Abuse Victims Are Suffering Brain Injuries at Rates Unseen in Some Sports, Study Reports
While the potential of brain injuries in athletics has gained widespread attention in recent years, the vulnerability of another high-risk population has gone largely unnoticed.
Victims of interpersonal violence are commonly dealt blows to the head and neck—many experiencing repeated hits over time—which puts them at an elevated risk for traumatic brain injuries.
A new Trinity College study of 135 women in Greater Hartford found as many as 60 percent of survivors had symptoms that were consistent with having a brain injury.
By comparison, in collegiate football, the reported lifetime prevalence of traumatic brain injury has ranged from 21 percent to 25 percent, according to one 2019 commentary, “The Epidemiology of Sport-Related Concussion” in the Journal of Orthopaedic & Sports Physical Therapy.
However, with sports as with interpersonal violence, brain injuries are notably difficult to estimate due to lack of standardization of injury definitions and methods used to collect and report data, underreporting, and underdiagnosis.
For the new study, Sarah Raskin, Charles A. Dana Professor of Psychology and Neuroscience, collaborated with recent graduates Olivia DeJoie ’17, U.S. Department of Veterans Affairs; Carolyn Edwards ’08, University of Leipzig Medical Center; and Chloe Ouchida ’21, Jocelyn Moran ’22, Olivia White ’20, Michelle Mordasiewicz ’22, Dorothy Anika ’22, and Blessing Njoku ’23.
Researchers worked with 50 survivors of interpersonal violence, 50 individuals who had not experienced interpersonal violence, and 25 victims of sexual assault. The results are published in the May 2023 issue of Clinical Neuropsychologist.
In the study, the average number of hits sustained to the head reported by survivors was 10, with a high of 100. In addition to blows, many of the participants had experienced nonfatal strangulation, which can also result in brain trauma, wrote the authors.

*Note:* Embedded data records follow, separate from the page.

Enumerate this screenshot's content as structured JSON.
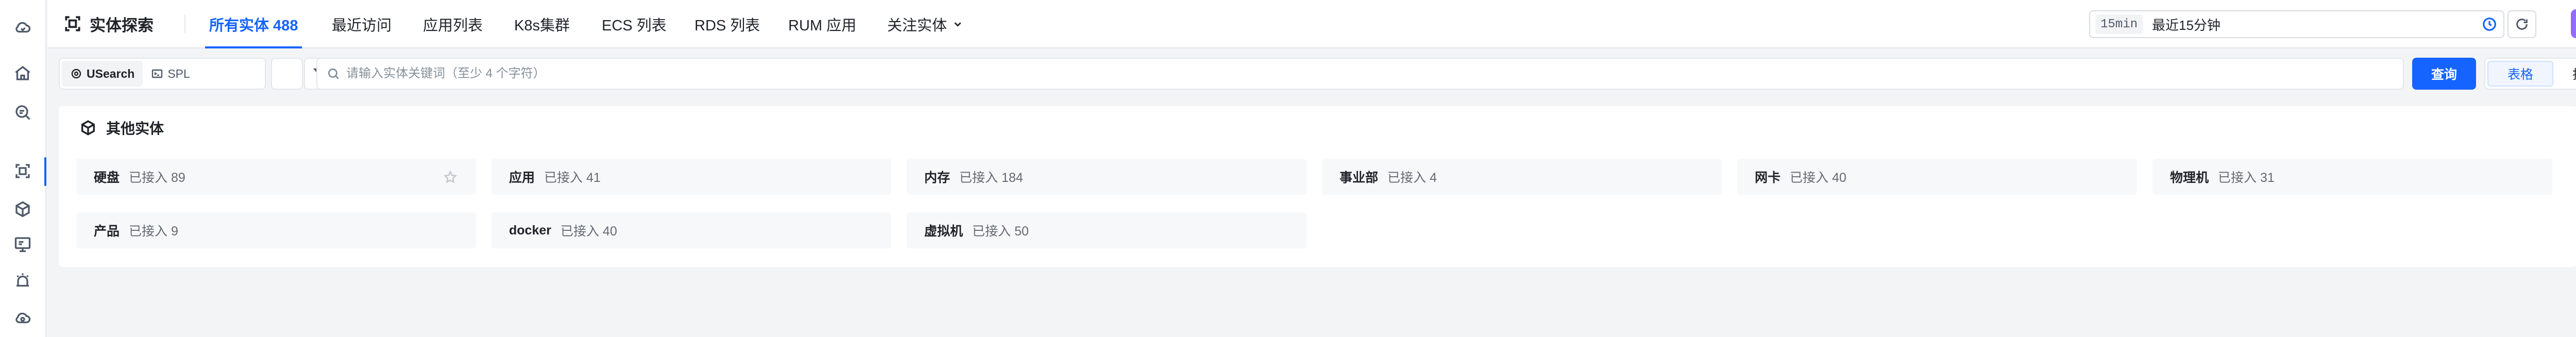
{
  "rail": {
    "icons": [
      "cloud-sync-icon",
      "home-icon",
      "search-doc-icon",
      "entity-explore-icon",
      "cube-icon",
      "monitor-icon",
      "alarm-icon",
      "cloud-icon"
    ],
    "active_index": 3
  },
  "header": {
    "title": "实体探索",
    "tabs": [
      {
        "label": "所有实体 488",
        "active": true
      },
      {
        "label": "最近访问"
      },
      {
        "label": "应用列表"
      },
      {
        "label": "K8s集群"
      },
      {
        "label": "ECS 列表"
      },
      {
        "label": "RDS 列表"
      },
      {
        "label": "RUM 应用"
      },
      {
        "label": "关注实体",
        "dropdown": true
      }
    ],
    "time": {
      "range": "15min",
      "label": "最近15分钟"
    }
  },
  "search": {
    "modes": [
      "USearch",
      "SPL"
    ],
    "active_mode": "USearch",
    "placeholder": "请输入实体关键词（至少 4 个字符）",
    "value": "",
    "query_button": "查询",
    "views": [
      "表格",
      "拓扑"
    ],
    "active_view": "表格"
  },
  "group": {
    "title": "其他实体",
    "items": [
      {
        "name": "硬盘",
        "count": "已接入 89"
      },
      {
        "name": "应用",
        "count": "已接入 41"
      },
      {
        "name": "内存",
        "count": "已接入 184"
      },
      {
        "name": "事业部",
        "count": "已接入 4"
      },
      {
        "name": "网卡",
        "count": "已接入 40"
      },
      {
        "name": "物理机",
        "count": "已接入 31"
      },
      {
        "name": "产品",
        "count": "已接入 9"
      },
      {
        "name": "docker",
        "count": "已接入 40"
      },
      {
        "name": "虚拟机",
        "count": "已接入 50"
      }
    ]
  },
  "colors": {
    "accent": "#1664ff",
    "ai_gradient_start": "#8f6bff",
    "ai_gradient_end": "#b482ff"
  }
}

Strangulation is defined as the application of external pressure to the throat either by hands or an object.
To determine the traumatic brain injury likelihood—this type of injury cannot easily be determined by scans or medical tests—researchers studied the cognitive performance of all participants.

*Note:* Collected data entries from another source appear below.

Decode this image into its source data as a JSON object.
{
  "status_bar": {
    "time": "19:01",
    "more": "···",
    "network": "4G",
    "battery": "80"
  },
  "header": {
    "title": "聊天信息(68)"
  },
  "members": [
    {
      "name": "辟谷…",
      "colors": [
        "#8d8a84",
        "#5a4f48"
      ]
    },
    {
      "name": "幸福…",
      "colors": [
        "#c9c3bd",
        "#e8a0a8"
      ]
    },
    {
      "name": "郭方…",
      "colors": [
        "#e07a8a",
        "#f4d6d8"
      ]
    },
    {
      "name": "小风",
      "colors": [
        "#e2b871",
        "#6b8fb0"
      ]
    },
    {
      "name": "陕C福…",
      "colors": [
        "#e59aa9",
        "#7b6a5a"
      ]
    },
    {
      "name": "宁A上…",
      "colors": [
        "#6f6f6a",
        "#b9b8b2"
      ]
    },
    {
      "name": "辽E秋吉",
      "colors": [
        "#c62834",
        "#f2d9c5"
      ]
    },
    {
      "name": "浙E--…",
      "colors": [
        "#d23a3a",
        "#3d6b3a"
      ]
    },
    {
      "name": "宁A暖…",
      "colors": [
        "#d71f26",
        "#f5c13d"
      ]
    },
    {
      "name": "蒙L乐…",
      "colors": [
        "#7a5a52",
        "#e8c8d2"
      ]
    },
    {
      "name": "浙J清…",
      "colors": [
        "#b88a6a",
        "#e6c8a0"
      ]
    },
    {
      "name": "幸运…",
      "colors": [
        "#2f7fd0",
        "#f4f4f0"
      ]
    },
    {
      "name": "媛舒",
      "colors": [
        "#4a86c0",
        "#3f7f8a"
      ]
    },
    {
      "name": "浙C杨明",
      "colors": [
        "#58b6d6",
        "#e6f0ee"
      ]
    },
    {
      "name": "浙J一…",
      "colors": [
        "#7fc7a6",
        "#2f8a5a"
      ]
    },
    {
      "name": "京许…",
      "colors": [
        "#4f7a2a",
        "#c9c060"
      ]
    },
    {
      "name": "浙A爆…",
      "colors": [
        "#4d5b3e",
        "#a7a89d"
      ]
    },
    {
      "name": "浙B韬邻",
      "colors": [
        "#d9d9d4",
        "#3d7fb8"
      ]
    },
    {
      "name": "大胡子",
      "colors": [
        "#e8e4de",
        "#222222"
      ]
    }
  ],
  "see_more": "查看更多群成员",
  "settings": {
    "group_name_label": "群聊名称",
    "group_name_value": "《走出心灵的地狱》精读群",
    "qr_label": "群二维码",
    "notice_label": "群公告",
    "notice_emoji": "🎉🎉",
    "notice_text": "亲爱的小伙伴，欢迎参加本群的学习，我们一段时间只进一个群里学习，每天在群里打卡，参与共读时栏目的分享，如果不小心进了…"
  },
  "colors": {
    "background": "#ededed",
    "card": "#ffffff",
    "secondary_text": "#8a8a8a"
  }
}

Using Centers for Disease Control criteria, the researchers found 60 percent of the interpersonal violence survivors had potential traumatic brain injuries.

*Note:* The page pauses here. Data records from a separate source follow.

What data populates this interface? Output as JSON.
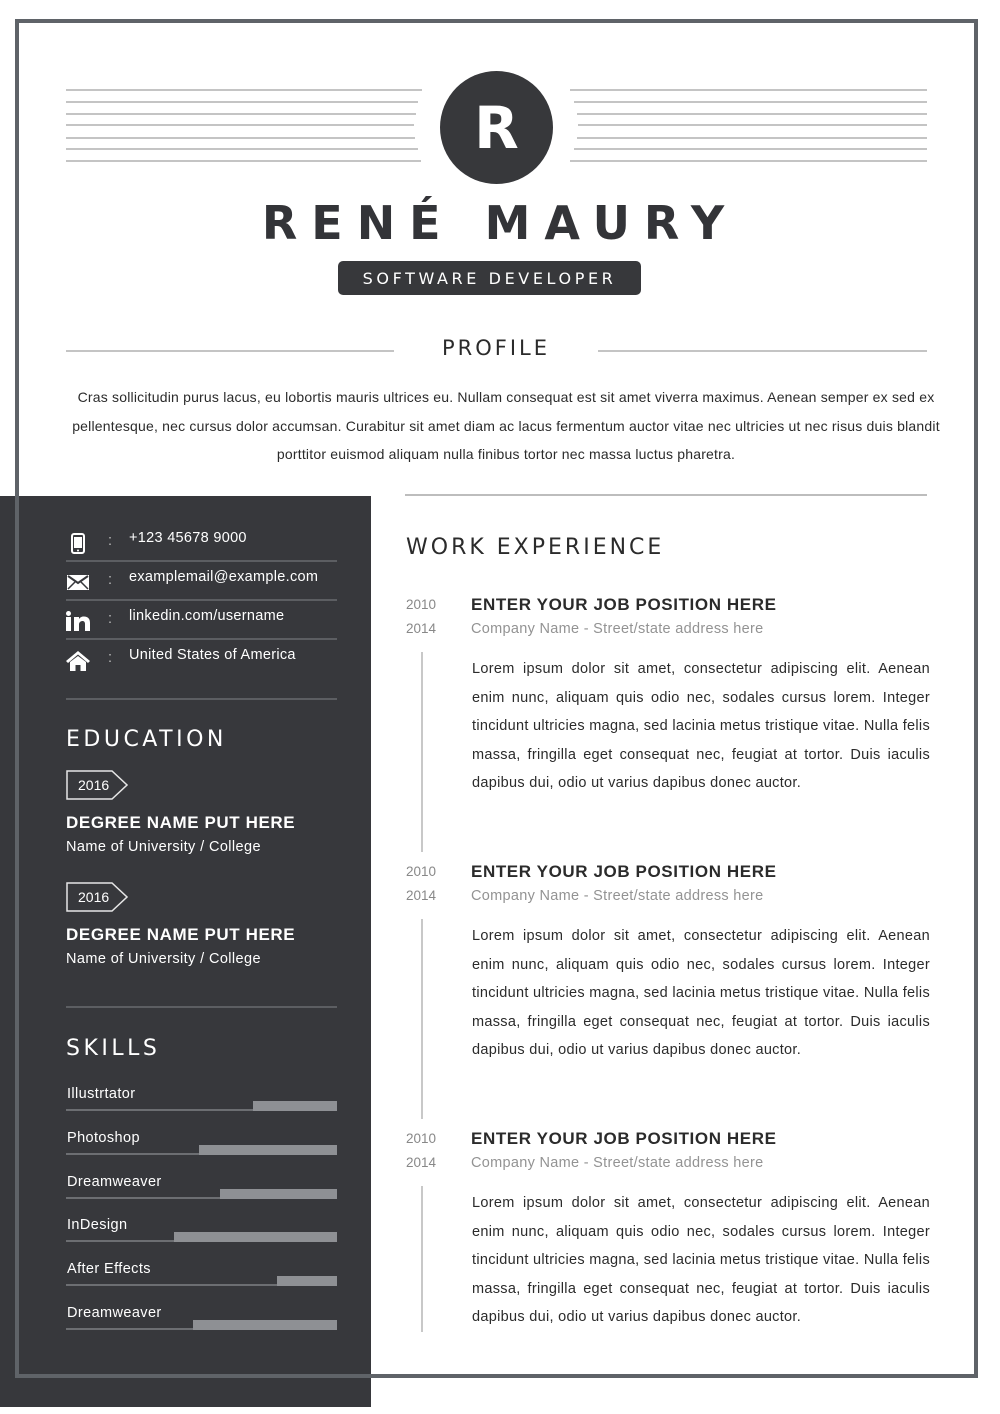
{
  "header": {
    "monogram": "R",
    "name": "RENÉ MAURY",
    "title": "SOFTWARE DEVELOPER"
  },
  "profile": {
    "heading": "PROFILE",
    "text": "Cras sollicitudin purus lacus, eu lobortis mauris ultrices eu. Nullam consequat est sit amet viverra maximus. Aenean semper ex sed ex pellentesque, nec cursus dolor accumsan. Curabitur sit amet diam ac lacus fermentum auctor vitae nec ultricies ut nec risus duis blandit porttitor euismod aliquam nulla finibus tortor nec massa luctus pharetra."
  },
  "contact": [
    {
      "icon": "phone-icon",
      "separator": ":",
      "value": "+123 45678 9000"
    },
    {
      "icon": "mail-icon",
      "separator": ":",
      "value": "examplemail@example.com"
    },
    {
      "icon": "linkedin-icon",
      "separator": ":",
      "value": "linkedin.com/username"
    },
    {
      "icon": "home-icon",
      "separator": ":",
      "value": "United States of America"
    }
  ],
  "education": {
    "heading": "EDUCATION",
    "items": [
      {
        "year": "2016",
        "degree": "DEGREE NAME PUT HERE",
        "school": "Name of University / College"
      },
      {
        "year": "2016",
        "degree": "DEGREE NAME PUT HERE",
        "school": "Name of University / College"
      }
    ]
  },
  "skills": {
    "heading": "SKILLS",
    "items": [
      {
        "name": "Illustrtator",
        "level": 0.31
      },
      {
        "name": "Photoshop",
        "level": 0.51
      },
      {
        "name": "Dreamweaver",
        "level": 0.43
      },
      {
        "name": "InDesign",
        "level": 0.6
      },
      {
        "name": "After Effects",
        "level": 0.22
      },
      {
        "name": "Dreamweaver",
        "level": 0.53
      }
    ]
  },
  "work": {
    "heading": "WORK EXPERIENCE",
    "jobs": [
      {
        "start": "2010",
        "end": "2014",
        "position": "ENTER YOUR JOB POSITION HERE",
        "company": "Company Name - Street/state address here",
        "description": "Lorem ipsum dolor sit amet, consectetur adipiscing elit. Aenean enim nunc, aliquam quis odio nec, sodales cursus lorem. Integer tincidunt ultricies magna, sed lacinia metus tristique vitae. Nulla felis massa, fringilla eget consequat nec, feugiat at tortor. Duis iaculis dapibus dui, odio ut varius dapibus donec auctor."
      },
      {
        "start": "2010",
        "end": "2014",
        "position": "ENTER YOUR JOB POSITION HERE",
        "company": "Company Name - Street/state address here",
        "description": "Lorem ipsum dolor sit amet, consectetur adipiscing elit. Aenean enim nunc, aliquam quis odio nec, sodales cursus lorem. Integer tincidunt ultricies magna, sed lacinia metus tristique vitae. Nulla felis massa, fringilla eget consequat nec, feugiat at tortor. Duis iaculis dapibus dui, odio ut varius dapibus donec auctor."
      },
      {
        "start": "2010",
        "end": "2014",
        "position": "ENTER YOUR JOB POSITION HERE",
        "company": "Company Name - Street/state address here",
        "description": "Lorem ipsum dolor sit amet, consectetur adipiscing elit. Aenean enim nunc, aliquam quis odio nec, sodales cursus lorem. Integer tincidunt ultricies magna, sed lacinia metus tristique vitae. Nulla felis massa, fringilla eget consequat nec, feugiat at tortor. Duis iaculis dapibus dui, odio ut varius dapibus donec auctor."
      }
    ]
  },
  "colors": {
    "dark": "#37383c",
    "frame": "#5f6368",
    "rule": "#c4c4c4",
    "skill_fill": "#8e9094"
  }
}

Women with a history of interpersonal violence demonstrated significantly lower scores on measures of verbal fluency, executive functioning, and memory recall as compared with women with a history of sexual assault. Among those, the women who had experienced strangulation demonstrated the lowest performance.
The interpersonal violence survivors also demonstrated significantly higher levels of depression, anxiety, and PTSD than the group not exposed to interpersonal violence.
Most previous studies of repetitive head injuries have looked at athletes who are physically fit, are diagnosed quickly, and receive immediate care. That is a dramatic contrast to interpersonal violence survivors. Only about half of the survivors studied had received medical treatment for their injuries, and those were primarily for emergency services.
The dearth of research on traumatic brain injuries in abuse survivors is likely due to the dual difficulty of low reporting to law enforcement and low levels of medical intervention due to fear of their attacker, fear of leaving children alone, and stigma, said researchers.
The study spotlights the need for health care providers, social service workers, shelter employees, lawyers, and others to screen for traumatic brain injury when working with victims of interpersonal violence.
Deficits from traumatic brain injuries could impede a survivor’s ability to respond and to extricate herself from the dangerous situation, the authors said.
More research is needed, the researchers said. The study was limited to women who are English-speaking, which does not represent the diversity of the country’s population. For example, immigrants may be particularly isolated by the factors related to their status, increasing their rates of traumatic brain injuries, they noted.
Further, while most interpersonal violence victims are women, much is unknown about the impact of traumatic brain injuries on women. And there is some evidence to suggest that women experience it differently than men.